Over recent months, Bolivians have been withdrawing US dollar deposits in a context of economic fragility which has seen the central bank’s net reserves fall from USD 15 billion in 2014 to USD 3.54 billion in February. Luis Arce, president of Bolivia, has insisted that the measure will not lead to the devaluation of the currency. He added that the local economy is continuing to grow and that inflation, at 2.5% in March 2023, is below last year’s when it reached figures over 3%.

The government of Bolivia has taken steps to address the issue, including implementing austerity measures and seeking financial assistance from international organisations such as the International Monetary Fund (“IMF”).
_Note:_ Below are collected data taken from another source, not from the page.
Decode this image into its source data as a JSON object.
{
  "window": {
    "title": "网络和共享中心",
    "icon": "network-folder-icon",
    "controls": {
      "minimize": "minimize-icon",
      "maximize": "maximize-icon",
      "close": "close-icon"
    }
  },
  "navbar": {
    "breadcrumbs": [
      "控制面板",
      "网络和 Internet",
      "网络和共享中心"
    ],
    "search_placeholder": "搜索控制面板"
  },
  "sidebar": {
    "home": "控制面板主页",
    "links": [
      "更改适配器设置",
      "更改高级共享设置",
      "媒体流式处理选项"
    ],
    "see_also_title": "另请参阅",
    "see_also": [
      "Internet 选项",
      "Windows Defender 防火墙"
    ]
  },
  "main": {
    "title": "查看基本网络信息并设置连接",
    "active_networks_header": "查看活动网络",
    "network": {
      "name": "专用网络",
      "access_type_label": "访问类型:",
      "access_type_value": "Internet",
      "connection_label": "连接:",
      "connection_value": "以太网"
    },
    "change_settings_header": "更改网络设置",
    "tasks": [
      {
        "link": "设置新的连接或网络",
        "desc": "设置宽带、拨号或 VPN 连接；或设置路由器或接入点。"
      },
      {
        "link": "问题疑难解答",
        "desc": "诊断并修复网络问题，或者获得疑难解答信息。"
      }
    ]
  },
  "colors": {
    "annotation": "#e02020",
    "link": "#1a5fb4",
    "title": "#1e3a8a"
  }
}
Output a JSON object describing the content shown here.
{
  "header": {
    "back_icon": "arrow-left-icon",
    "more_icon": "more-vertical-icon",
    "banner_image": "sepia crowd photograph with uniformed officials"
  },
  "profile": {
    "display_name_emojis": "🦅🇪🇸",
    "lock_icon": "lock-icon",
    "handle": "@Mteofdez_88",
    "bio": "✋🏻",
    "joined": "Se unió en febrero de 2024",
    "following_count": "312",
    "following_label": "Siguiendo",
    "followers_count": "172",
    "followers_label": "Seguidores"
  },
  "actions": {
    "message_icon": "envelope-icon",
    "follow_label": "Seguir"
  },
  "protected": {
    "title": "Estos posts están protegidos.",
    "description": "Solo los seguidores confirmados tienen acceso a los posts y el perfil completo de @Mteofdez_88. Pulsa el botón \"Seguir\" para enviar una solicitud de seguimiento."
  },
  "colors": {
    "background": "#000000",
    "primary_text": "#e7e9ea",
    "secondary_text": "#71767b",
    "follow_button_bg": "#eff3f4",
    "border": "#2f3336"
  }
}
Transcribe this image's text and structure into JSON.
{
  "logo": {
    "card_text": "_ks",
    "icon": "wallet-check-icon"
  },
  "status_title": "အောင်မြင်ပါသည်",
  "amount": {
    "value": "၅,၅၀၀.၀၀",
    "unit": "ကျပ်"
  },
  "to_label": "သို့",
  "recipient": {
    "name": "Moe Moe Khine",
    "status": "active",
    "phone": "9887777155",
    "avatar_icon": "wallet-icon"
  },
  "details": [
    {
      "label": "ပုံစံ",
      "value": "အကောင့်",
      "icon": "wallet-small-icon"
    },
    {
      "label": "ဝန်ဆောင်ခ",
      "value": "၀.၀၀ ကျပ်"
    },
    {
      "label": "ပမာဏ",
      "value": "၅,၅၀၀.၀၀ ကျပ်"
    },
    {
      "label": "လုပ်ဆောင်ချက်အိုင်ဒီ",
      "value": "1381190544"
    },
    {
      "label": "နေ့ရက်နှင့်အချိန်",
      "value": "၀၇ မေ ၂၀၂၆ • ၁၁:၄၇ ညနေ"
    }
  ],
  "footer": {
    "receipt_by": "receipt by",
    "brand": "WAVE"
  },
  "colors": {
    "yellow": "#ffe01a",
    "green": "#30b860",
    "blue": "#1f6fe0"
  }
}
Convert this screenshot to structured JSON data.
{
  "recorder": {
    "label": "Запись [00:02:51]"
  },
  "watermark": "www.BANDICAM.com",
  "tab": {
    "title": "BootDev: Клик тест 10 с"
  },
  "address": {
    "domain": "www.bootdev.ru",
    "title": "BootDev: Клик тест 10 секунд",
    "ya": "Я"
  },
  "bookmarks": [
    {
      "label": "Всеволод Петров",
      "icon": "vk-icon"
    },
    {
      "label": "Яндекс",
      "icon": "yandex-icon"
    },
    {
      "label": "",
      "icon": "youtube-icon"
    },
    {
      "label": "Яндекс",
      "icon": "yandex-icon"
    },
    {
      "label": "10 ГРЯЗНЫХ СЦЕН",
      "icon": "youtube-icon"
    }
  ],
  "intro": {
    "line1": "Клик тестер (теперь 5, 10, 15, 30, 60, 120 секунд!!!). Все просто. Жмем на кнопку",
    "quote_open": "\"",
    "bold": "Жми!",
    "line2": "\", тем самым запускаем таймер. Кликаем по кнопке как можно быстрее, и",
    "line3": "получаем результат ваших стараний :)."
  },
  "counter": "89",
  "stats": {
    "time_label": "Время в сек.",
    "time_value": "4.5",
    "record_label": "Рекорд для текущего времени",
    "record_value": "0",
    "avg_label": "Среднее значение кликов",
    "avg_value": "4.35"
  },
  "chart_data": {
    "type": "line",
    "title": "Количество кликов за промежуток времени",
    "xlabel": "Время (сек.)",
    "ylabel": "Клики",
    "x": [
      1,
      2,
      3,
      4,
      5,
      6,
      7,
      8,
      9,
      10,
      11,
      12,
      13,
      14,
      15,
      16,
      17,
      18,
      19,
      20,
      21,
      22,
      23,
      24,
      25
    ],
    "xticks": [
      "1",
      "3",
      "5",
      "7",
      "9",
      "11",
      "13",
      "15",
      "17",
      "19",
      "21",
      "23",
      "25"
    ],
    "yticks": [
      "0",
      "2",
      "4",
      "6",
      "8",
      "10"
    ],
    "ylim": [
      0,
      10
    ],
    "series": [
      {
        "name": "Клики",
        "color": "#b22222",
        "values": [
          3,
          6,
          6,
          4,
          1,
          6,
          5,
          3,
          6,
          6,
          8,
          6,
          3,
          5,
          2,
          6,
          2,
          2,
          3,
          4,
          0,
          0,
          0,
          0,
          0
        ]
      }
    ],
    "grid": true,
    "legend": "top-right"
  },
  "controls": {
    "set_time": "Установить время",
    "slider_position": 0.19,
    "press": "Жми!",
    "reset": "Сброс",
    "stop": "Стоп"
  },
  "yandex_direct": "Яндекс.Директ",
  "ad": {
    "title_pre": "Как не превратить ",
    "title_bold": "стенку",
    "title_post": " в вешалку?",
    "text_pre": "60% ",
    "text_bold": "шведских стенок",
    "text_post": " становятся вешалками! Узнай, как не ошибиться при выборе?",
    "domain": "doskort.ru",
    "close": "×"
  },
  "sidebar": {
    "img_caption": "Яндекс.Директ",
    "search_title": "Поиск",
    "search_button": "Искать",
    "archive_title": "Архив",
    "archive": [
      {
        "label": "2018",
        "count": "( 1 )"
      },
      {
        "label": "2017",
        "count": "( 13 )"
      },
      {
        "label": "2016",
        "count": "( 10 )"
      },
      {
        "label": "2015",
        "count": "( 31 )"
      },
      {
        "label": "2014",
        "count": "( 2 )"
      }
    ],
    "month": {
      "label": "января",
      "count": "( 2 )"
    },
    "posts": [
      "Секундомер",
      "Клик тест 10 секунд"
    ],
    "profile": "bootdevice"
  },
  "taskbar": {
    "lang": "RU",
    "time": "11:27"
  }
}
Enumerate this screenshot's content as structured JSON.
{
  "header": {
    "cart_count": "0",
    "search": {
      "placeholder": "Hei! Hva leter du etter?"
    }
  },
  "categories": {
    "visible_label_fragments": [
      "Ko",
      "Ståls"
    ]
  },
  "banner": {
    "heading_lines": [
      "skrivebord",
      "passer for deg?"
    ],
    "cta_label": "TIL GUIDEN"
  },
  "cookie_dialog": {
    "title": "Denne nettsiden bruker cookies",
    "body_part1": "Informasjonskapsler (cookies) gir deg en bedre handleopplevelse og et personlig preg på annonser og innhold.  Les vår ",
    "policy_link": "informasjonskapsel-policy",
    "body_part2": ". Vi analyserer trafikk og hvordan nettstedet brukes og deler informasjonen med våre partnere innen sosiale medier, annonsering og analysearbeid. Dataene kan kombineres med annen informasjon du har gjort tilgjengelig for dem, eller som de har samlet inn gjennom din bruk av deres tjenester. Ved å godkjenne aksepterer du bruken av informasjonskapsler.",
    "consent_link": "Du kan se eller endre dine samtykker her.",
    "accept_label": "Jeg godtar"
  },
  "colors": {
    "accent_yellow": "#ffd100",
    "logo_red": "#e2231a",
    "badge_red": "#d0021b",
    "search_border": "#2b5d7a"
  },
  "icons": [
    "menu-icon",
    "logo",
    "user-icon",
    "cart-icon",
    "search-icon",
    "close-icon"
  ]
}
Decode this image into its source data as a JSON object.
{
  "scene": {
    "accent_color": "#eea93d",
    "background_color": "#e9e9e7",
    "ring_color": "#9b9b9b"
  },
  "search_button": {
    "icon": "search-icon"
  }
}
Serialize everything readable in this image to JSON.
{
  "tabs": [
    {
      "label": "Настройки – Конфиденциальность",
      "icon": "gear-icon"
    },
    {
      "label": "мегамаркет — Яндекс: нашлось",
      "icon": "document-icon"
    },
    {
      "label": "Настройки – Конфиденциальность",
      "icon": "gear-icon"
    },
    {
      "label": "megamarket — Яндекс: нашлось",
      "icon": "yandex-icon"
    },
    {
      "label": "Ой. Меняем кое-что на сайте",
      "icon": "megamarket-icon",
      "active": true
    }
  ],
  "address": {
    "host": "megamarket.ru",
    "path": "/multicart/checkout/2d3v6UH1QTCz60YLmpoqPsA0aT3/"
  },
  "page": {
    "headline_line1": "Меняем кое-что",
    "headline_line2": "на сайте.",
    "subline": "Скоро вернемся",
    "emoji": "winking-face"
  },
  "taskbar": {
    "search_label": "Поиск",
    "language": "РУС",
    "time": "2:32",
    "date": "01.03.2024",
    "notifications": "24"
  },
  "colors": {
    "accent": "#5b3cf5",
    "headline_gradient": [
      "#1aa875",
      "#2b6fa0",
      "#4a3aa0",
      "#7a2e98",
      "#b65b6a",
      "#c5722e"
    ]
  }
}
However, these measures have been met with resistance from the public, who are concerned about the impact on their livelihoods.

In the latest attempt to boost foreign reserves, the lower house of the Congress of Bolivia passed on 21 April, a legislative proposal known as “Ley del Oro” (the Gold Law), which will allow the government to purchase gold from miners at global prices to increase the central bank’s foreign reserves. The Chamber of Deputies approved the measure with 73 votes in favour, 45 against and 4 invalid votes.

“The Gold Law is a matter of life and death for the Arce government, Bolivia’s economic situation is desperate as the central bank’s dollar stocks have effectively run out.”

Former director, central bank, Bolivia.

A former director of Bolivia’s central bank was supportive of the policy but nervous about the government’s ability to execute, “The Gold Law is a matter of life and death for the Arce government, Bolivia’s economic situation is desperate as the central bank’s dollar stocks have effectively run out. The only option it has to prevent a very acute economic crisis from erupting in the coming weeks is for the Assembly to approve the sale of gold reserves. Gold, as a reserve, should be used for this kind of situation. The problem is that the government has no plan, no idea how to use this last asset. The plan of Arce and his close team is to get to 2025. It’s as simple as that.”

There are also practical considerations that the former central banker highlighted, “In theory, the law allows the central bank to collect gold from cooperatives and sell it on international markets. But this is impossible because the central bank’s gold must be certified and it is impossible for the cooperatives’ gold to be certified because it is extracted in the worst way. Not only is it depredating the Amazon and pouring mercury into rivers, but it is also part of the activities of international mafias that involve child labour, human trafficking, organ trafficking, arms trafficking, drugs, and so on. Nobody will certify that gold. And if they could even certify it, it takes up to two years. So what the government really wants to do is to sell the gold that is already certified but is held abroad.”

“It is a lie that the Gold Law is to buy gold from the cooperatives; rather, what the government wants is to finish selling off the last remaining gold reserves that the country has left.”

Former finance minister, Bolivia

This view was shared by a former finance minister, “It is a lie that the Gold Law is to buy gold from the cooperatives; rather, what the government wants is to finish selling off the last remaining gold reserves that the country has left. The cooperativists have already said that they will not hand over their gold and even if they did, they would exchange their bolivianos for dollars the next day making the situation worse.”

Opposition parties fear that the Gold Law will allow the central bank to sell gold without any form of approval from Congress. They highlight that the population is buying US dollars due to economic uncertainty and that they will not return them to the market until the economic situation improves, opting instead to keep them at home as a store of wealth.

The central bank has insisted that it is common to invest gold reserves in international markets and stressed that the local mining industry will also benefit from the measure. Edwin Rojas, president of the central bank, estimated that the Gold Law had the potential to generate USD 1.2 billion while increasing the country’s gold reserves by 98.7%.

A seasoned Bolivian economist had a rather more negative outlook for Bolivia, “On the one hand, nobody wants to give a license to sell the last asset the country has to a corrupt government that will continue with judicial persecution of every person and organisation that is perceived to be a threat to them. On the other hand, it is a very violent decision to let the economy collapse and it will hit the poorest people very hard. Selling all remaining gold may produce USD 1.4 billion but this will all be squandered by 2025.”